Bupati Melawi, Dadi Sunarya Usfa Yursa tegaskan ADD dan DD 2026 tak akan cair bagi desa penunggak pajak. (Foto: Humas/Prokopim)
info Atur ukuran teks artikel ini untuk mendapatkan pengalaman membaca terbaik.
PinohNews.Com — Pemerintah Desa (Pemdes) di lingkungan Pemerintah Kabupaten (Pemkab) Melawi yang belum melunasi kewajiban pajak dipastikan tidak akan menerima pencairan anggaran tahun ini. Langkah tegas ini berlaku bagi alokasi Anggaran Dana Desa (ADD) maupun Dana Desa (DD) pada Tahun Anggaran 2026.
Kebijakan tersebut diambil sebagai bentuk penegakan disiplin serta akuntabilitas pengelolaan keuangan desa yang berkelanjutan.
Langkah ini juga menjadi peringatan keras bagi aparatur desa agar tidak lagi mengabaikan kewajiban perpajakan dalam setiap pengelolaan anggaran.
Hal tersebut ditegaskan oleh Bupati Melawi, Dadi Sunarya Usfa Yursa, saat acara penyerahan Dokumen Pelaksanaan Anggaran (DPA) 2026, belum lama ini.
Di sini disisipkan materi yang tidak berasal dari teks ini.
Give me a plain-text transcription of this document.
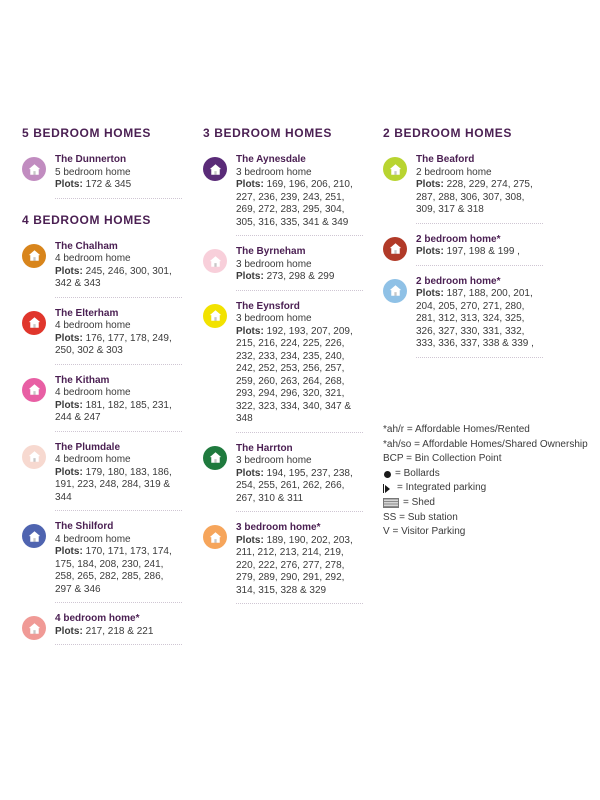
5 BEDROOM HOMES
The Dunnerton
5 bedroom home
Plots: 172 & 345
4 BEDROOM HOMES
The Chalham
4 bedroom home
Plots: 245, 246, 300, 301, 342 & 343
The Elterham
4 bedroom home
Plots: 176, 177, 178, 249, 250, 302 & 303
The Kitham
4 bedroom home
Plots: 181, 182, 185, 231, 244 & 247
The Plumdale
4 bedroom home
Plots: 179, 180, 183, 186, 191, 223, 248, 284, 319 & 344
The Shilford
4 bedroom home
Plots: 170, 171, 173, 174, 175, 184, 208, 230, 241, 258, 265, 282, 285, 286, 297 & 346
4 bedroom home*
Plots: 217, 218 & 221
3 BEDROOM HOMES
The Aynesdale
3 bedroom home
Plots: 169, 196, 206, 210, 227, 236, 239, 243, 251, 269, 272, 283, 295, 304, 305, 316, 335, 341 & 349
The Byrneham
3 bedroom home
Plots: 273, 298 & 299
The Eynsford
3 bedroom home
Plots: 192, 193, 207, 209, 215, 216, 224, 225, 226, 232, 233, 234, 235, 240, 242, 252, 253, 256, 257, 259, 260, 263, 264, 268, 293, 294, 296, 320, 321, 322, 323, 334, 340, 347 & 348
The Harrton
3 bedroom home
Plots: 194, 195, 237, 238, 254, 255, 261, 262, 266, 267, 310 & 311
3 bedroom home*
Plots: 189, 190, 202, 203, 211, 212, 213, 214, 219, 220, 222, 276, 277, 278, 279, 289, 290, 291, 292, 314, 315, 328 & 329
2 BEDROOM HOMES
The Beaford
2 bedroom home
Plots: 228, 229, 274, 275, 287, 288, 306, 307, 308, 309, 317 & 318
2 bedroom home*
Plots: 197, 198 & 199 ,
2 bedroom home*
Plots: 187, 188, 200, 201, 204, 205, 270, 271, 280, 281, 312, 313, 324, 325, 326, 327, 330, 331, 332, 333, 336, 337, 338 & 339 ,
*ah/r = Affordable Homes/Rented
*ah/so = Affordable Homes/Shared Ownership
BCP = Bin Collection Point
= Bollards
= Integrated parking
= Shed
SS = Sub station
V = Visitor Parking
Kegiatan penyerahan DPA tersebut diberikan kepada seluruh Organisasi Perangkat Daerah (OPD) dan pemerintah kecamatan di Pendopo Rumah Jabatan Bupati Melawi.
Menurut Bupati, pajak merupakan kewajiban yang tidak bisa ditawar karena berkaitan langsung dengan pendapatan daerah serta keberlangsungan pembangunan di Melawi.
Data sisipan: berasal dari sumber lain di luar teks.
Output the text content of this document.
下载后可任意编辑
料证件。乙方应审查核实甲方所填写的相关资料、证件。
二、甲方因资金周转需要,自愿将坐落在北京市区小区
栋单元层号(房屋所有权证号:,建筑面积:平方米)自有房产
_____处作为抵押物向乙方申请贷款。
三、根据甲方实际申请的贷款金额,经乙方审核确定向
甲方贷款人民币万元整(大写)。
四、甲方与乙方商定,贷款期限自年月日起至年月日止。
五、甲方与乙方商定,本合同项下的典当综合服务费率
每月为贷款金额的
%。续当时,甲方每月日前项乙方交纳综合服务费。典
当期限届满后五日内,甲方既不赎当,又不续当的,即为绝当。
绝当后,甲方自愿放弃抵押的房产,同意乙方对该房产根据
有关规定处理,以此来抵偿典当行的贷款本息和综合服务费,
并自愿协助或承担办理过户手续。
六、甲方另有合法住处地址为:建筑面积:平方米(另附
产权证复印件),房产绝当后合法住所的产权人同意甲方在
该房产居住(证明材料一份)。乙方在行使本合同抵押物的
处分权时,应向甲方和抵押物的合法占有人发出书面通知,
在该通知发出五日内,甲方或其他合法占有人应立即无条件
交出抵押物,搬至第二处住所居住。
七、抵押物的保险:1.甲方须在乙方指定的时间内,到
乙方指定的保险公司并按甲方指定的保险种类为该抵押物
Oleh sebab itu, ia meminta seluruh kepala desa untuk segera menyelesaikan segala bentuk tunggakan pajak yang masih berjalan.
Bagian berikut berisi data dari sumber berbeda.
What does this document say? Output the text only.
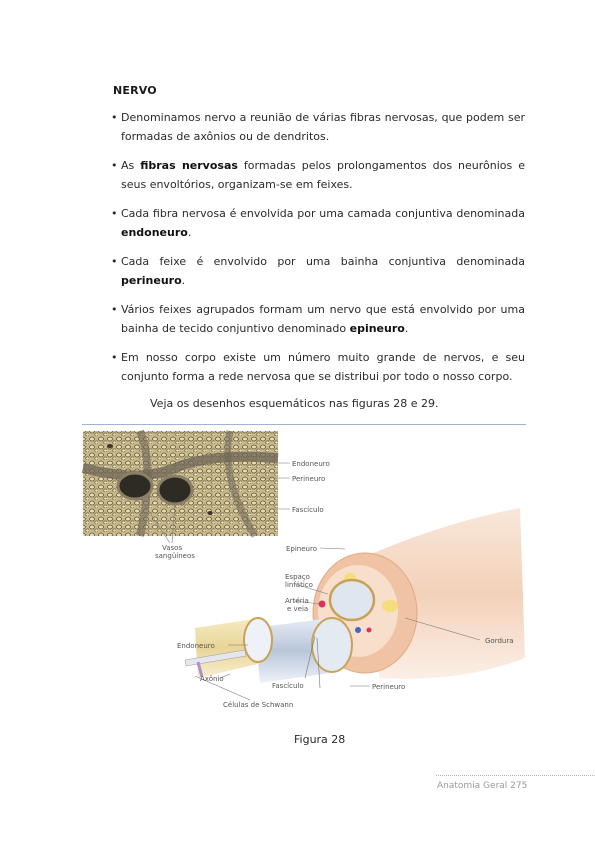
NERVO
• Denominamos nervo a reunião de várias fibras nervosas, que podem ser formadas de axônios ou de dendritos.
• As fibras nervosas formadas pelos prolongamentos dos neurônios e seus envoltórios, organizam-se em feixes.
• Cada fibra nervosa é envolvida por uma camada conjuntiva denominada endoneuro.
• Cada feixe é envolvido por uma bainha conjuntiva denominada perineuro.
• Vários feixes agrupados formam um nervo que está envolvido por uma bainha de tecido conjuntivo denominado epineuro.
• Em nosso corpo existe um número muito grande de nervos, e seu conjunto forma a rede nervosa que se distribui por todo o nosso corpo.
Veja os desenhos esquemáticos nas figuras 28 e 29.
Endoneuro
Perineuro
Fascículo
Vasos
sangüíneos
Epineuro
Espaço
linfático
Artéria
e veia
Gordura
Endoneuro
Axônio
Fascículo	Perineuro
Células de Schwann
Figura 28
Anatomia Geral 275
Hal ini bertujuan agar roda pemerintahan di tingkat desa dapat berjalan optimal dan tidak terkendala teknis saat proses pencairan anggaran nantinya.
“Jika ingin anggaran desa cair tepat waktu, maka kewajiban pajak harus diselesaikan terlebih dahulu,” ujar Bupati Dadi Sunarya.
Ia menekankan bahwa hal tersebut telah menjadi komitmen bersama untuk mewujudkan tata kelola keuangan desa yang tertib, transparan, dan bertanggung jawab.
Bupati kembali menegaskan bahwa mekanisme pencairan dana tidak akan diproses selama kewajiban pajak tersebut belum dinyatakan lunas.
“ADD dan DD 2026 dipastikan tidak akan dicairkan jika kewajiban pajak belum diselesaikan. Tak ada toleransi bagi desa penunggak pajak,” sambung Dadi.
Pihaknya memastikan akan menahan seluruh alokasi dana tersebut hingga seluruh administrasi perpajakan di tingkat desa diselesaikan secara tuntas.
Kebijakan ini diharapkan mampu mendorong kesadaran kepala desa dalam mengelola keuangan negara dengan lebih disiplin demi kepentingan masyarakat luas di Kabupaten Melawi.